La semaine de la mode milanaise tire à sa fin. Si cette édition consacrée aux collections de prêt-à-porter automne/hiver 2009 a constitué une belle page de publicité pour le secteur textile italien, la manifestation a été marquée par le désistement d'une dizaine de créateurs et de maison de mode. Le président de la Chambre de la mode milanaise, Mario Boselli, a expliqué ces défections par "la prudence" des acheteurs du secteur, qui sont "moins nombreux" que d'habitude à avoir confirmé leur venue à Milan car "ils cherchent à faire des économies". Mario Boselli a néanmoins tenu à souligner que "tous les grands noms de la mode étaient présents" dans le calendrier des collections femme.

Alors qu'elle accueillait 95 défilés il y a un an, la manifestation milanaise n'a présenté que 79 cette année. Plusieurs marques n'étaient pas au rendez-vous, comme La Perla ou AB Soul, faute de moyens. Quelques semaines avant le coup d'envoi de la Fashion Week italienne, la faillite de la société Ittiere, l'un des fleurons du luxe italien semble avoir donné le ton. La société, propriétaire de Gianfranco Ferre et producteur des lignes Versace sport, Just Cavalli ou Galliano, qui emploie 1 800 personnes en direct et en fait vivre des milliers d'autres, s'est placée sous administration judiciaire début février, endettée à hauteur de 300 millions d'euros.

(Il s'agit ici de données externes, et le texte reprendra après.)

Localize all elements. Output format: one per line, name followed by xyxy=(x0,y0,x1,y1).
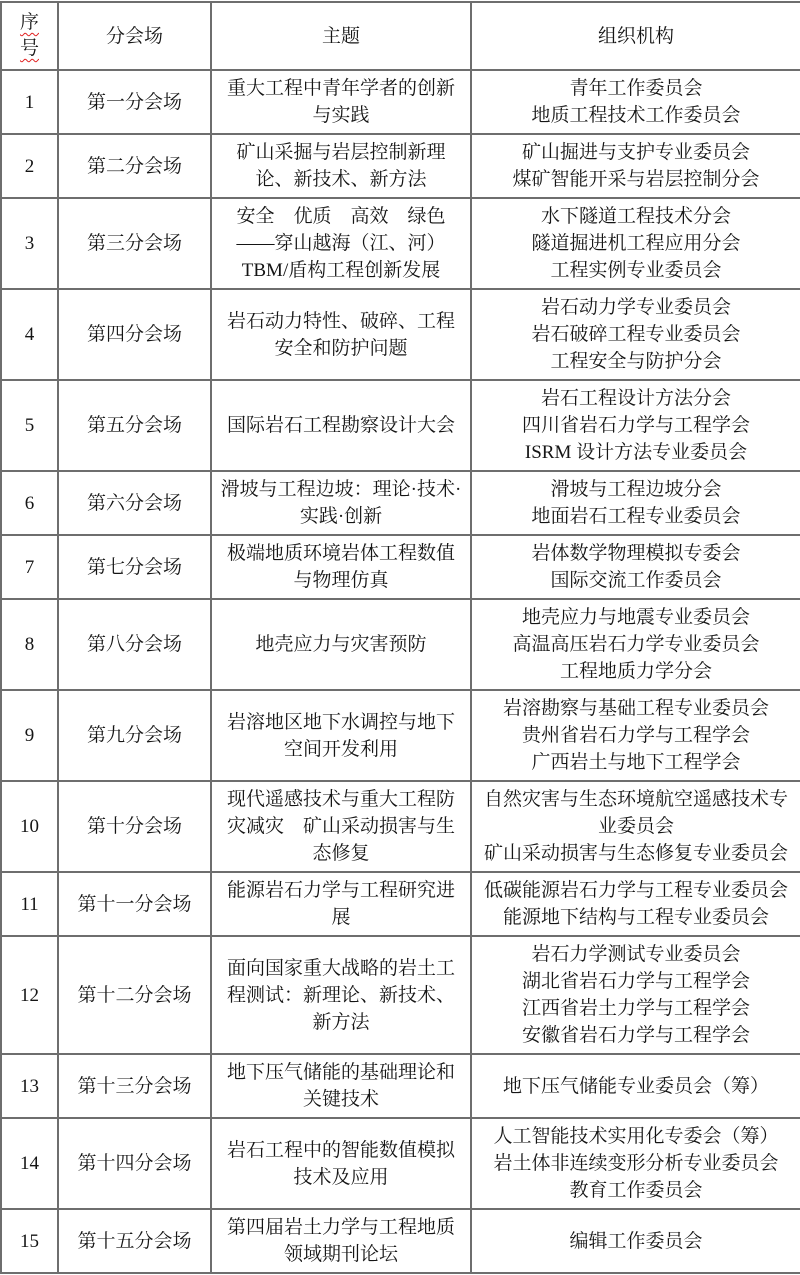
theme-line: 岩溶地区地下水调控与地下空间开发利用 xyxy=(220,709,462,763)
row-number-cell: 5 xyxy=(1,380,58,471)
row-number-cell: 3 xyxy=(1,198,58,289)
organization-line: 工程地质力学分会 xyxy=(480,658,792,685)
venue-cell: 第九分会场 xyxy=(58,690,211,781)
organization-line: 岩石力学测试专业委员会 xyxy=(480,941,792,968)
theme-line: 滑坡与工程边坡：理论·技术·实践·创新 xyxy=(220,476,462,530)
organization-line: 高温高压岩石力学专业委员会 xyxy=(480,631,792,658)
venue-cell: 第十分会场 xyxy=(58,781,211,872)
table-row: 11 第十一分会场 能源岩石力学与工程研究进展 低碳能源岩石力学与工程专业委员会… xyxy=(1,872,800,936)
theme-line: 地下压气储能的基础理论和关键技术 xyxy=(220,1059,462,1113)
row-number-cell: 9 xyxy=(1,690,58,781)
venue-cell: 第五分会场 xyxy=(58,380,211,471)
org-cell: 岩石动力学专业委员会岩石破碎工程专业委员会工程安全与防护分会 xyxy=(471,289,800,380)
theme-line: ——穿山越海（江、河） xyxy=(220,230,462,257)
organization-line: 岩溶勘察与基础工程专业委员会 xyxy=(480,695,792,722)
theme-cell: 岩石动力特性、破碎、工程安全和防护问题 xyxy=(211,289,471,380)
organization-line: 水下隧道工程技术分会 xyxy=(480,203,792,230)
table-row: 15 第十五分会场 第四届岩土力学与工程地质领域期刊论坛 编辑工作委员会 xyxy=(1,1209,800,1273)
org-cell: 矿山掘进与支护专业委员会煤矿智能开采与岩层控制分会 xyxy=(471,134,800,198)
organization-line: 矿山采动损害与生态修复专业委员会 xyxy=(480,840,792,867)
organization-line: 人工智能技术实用化专委会（筹） xyxy=(480,1123,792,1150)
theme-cell: 滑坡与工程边坡：理论·技术·实践·创新 xyxy=(211,471,471,535)
venue-cell: 第七分会场 xyxy=(58,535,211,599)
header-no-char1: 序 xyxy=(20,10,39,36)
organization-line: 教育工作委员会 xyxy=(480,1177,792,1204)
header-theme: 主题 xyxy=(211,2,471,70)
organization-line: 隧道掘进机工程应用分会 xyxy=(480,230,792,257)
organization-line: 工程实例专业委员会 xyxy=(480,257,792,284)
organization-line: 国际交流工作委员会 xyxy=(480,567,792,594)
table-row: 9 第九分会场 岩溶地区地下水调控与地下空间开发利用 岩溶勘察与基础工程专业委员… xyxy=(1,690,800,781)
header-row: 序 号 分会场 主题 组织机构 xyxy=(1,2,800,70)
org-cell: 岩石工程设计方法分会四川省岩石力学与工程学会ISRM 设计方法专业委员会 xyxy=(471,380,800,471)
theme-cell: 第四届岩土力学与工程地质领域期刊论坛 xyxy=(211,1209,471,1273)
venue-cell: 第十二分会场 xyxy=(58,936,211,1054)
theme-line: TBM/盾构工程创新发展 xyxy=(220,257,462,284)
document-page: 序 号 分会场 主题 组织机构 1 第一分会场 重大工程中青年学者的创新与实践 … xyxy=(0,0,800,1275)
theme-cell: 矿山采掘与岩层控制新理论、新技术、新方法 xyxy=(211,134,471,198)
org-cell: 水下隧道工程技术分会隧道掘进机工程应用分会工程实例专业委员会 xyxy=(471,198,800,289)
theme-line: 岩石动力特性、破碎、工程安全和防护问题 xyxy=(220,308,462,362)
table-row: 2 第二分会场 矿山采掘与岩层控制新理论、新技术、新方法 矿山掘进与支护专业委员… xyxy=(1,134,800,198)
organization-line: 矿山掘进与支护专业委员会 xyxy=(480,139,792,166)
theme-line: 国际岩石工程勘察设计大会 xyxy=(220,412,462,439)
row-number-cell: 8 xyxy=(1,599,58,690)
organization-line: 地下压气储能专业委员会（筹） xyxy=(480,1073,792,1100)
row-number-cell: 12 xyxy=(1,936,58,1054)
theme-line: 重大工程中青年学者的创新与实践 xyxy=(220,75,462,129)
organization-line: 广西岩土与地下工程学会 xyxy=(480,749,792,776)
row-number-cell: 6 xyxy=(1,471,58,535)
table-row: 13 第十三分会场 地下压气储能的基础理论和关键技术 地下压气储能专业委员会（筹… xyxy=(1,1054,800,1118)
table-row: 6 第六分会场 滑坡与工程边坡：理论·技术·实践·创新 滑坡与工程边坡分会地面岩… xyxy=(1,471,800,535)
organization-line: 滑坡与工程边坡分会 xyxy=(480,476,792,503)
venue-cell: 第六分会场 xyxy=(58,471,211,535)
table-body: 1 第一分会场 重大工程中青年学者的创新与实践 青年工作委员会地质工程技术工作委… xyxy=(1,70,800,1273)
org-cell: 人工智能技术实用化专委会（筹）岩土体非连续变形分析专业委员会教育工作委员会 xyxy=(471,1118,800,1209)
org-cell: 青年工作委员会地质工程技术工作委员会 xyxy=(471,70,800,134)
theme-cell: 现代遥感技术与重大工程防灾减灾 矿山采动损害与生态修复 xyxy=(211,781,471,872)
table-row: 4 第四分会场 岩石动力特性、破碎、工程安全和防护问题 岩石动力学专业委员会岩石… xyxy=(1,289,800,380)
organization-line: ISRM 设计方法专业委员会 xyxy=(480,439,792,466)
venue-cell: 第十一分会场 xyxy=(58,872,211,936)
organization-line: 岩石破碎工程专业委员会 xyxy=(480,321,792,348)
theme-cell: 能源岩石力学与工程研究进展 xyxy=(211,872,471,936)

Malgré les turbulences économiques, pas de grise mine sur les podiums milanais, la femme de l'hiver prochain a les épaules carrés comme pour faire face à la crise : épaulettes chez Fendi, épaules structurées aux millimètre chez Versace ou aux formes architecturales à la Elsa Shiaparelli chez Dolce & Gabbana (photo).

Michele Tronconi, président de la Fédération du textile et de la mode italienne constate que le secteur textile italien a été bouleversé par le ralentissement économique : «depuis un mois et demi, toutes les commandes sont bloquées, la situation est explosive», s'alarme . La filière a demandé fin février l'intervention de l'État. Elle réclame un fonds de garantie facilitant l'accès au crédit et des mesures d'incitation à la consommation, comparables à celles dont bénéficient l'auto et l'électroménager. «Le textile et l'habillement constituent le deuxième secteur manufacturier en Italie. Il faut le protéger, exhorte Valeria Fedeli, secrétaire générale du syndicat Filtea-Cgil. La mobilisation continue jusqu'à ce que nous obtenions des résultats.» Le textile et l'habillement emploient 500 000 personnes en Italie et pèsent 54 milliards d'euros de chiffre d'affaires, dont près de 10 milliards d'euros de rentrées nettes de devises pour le pays.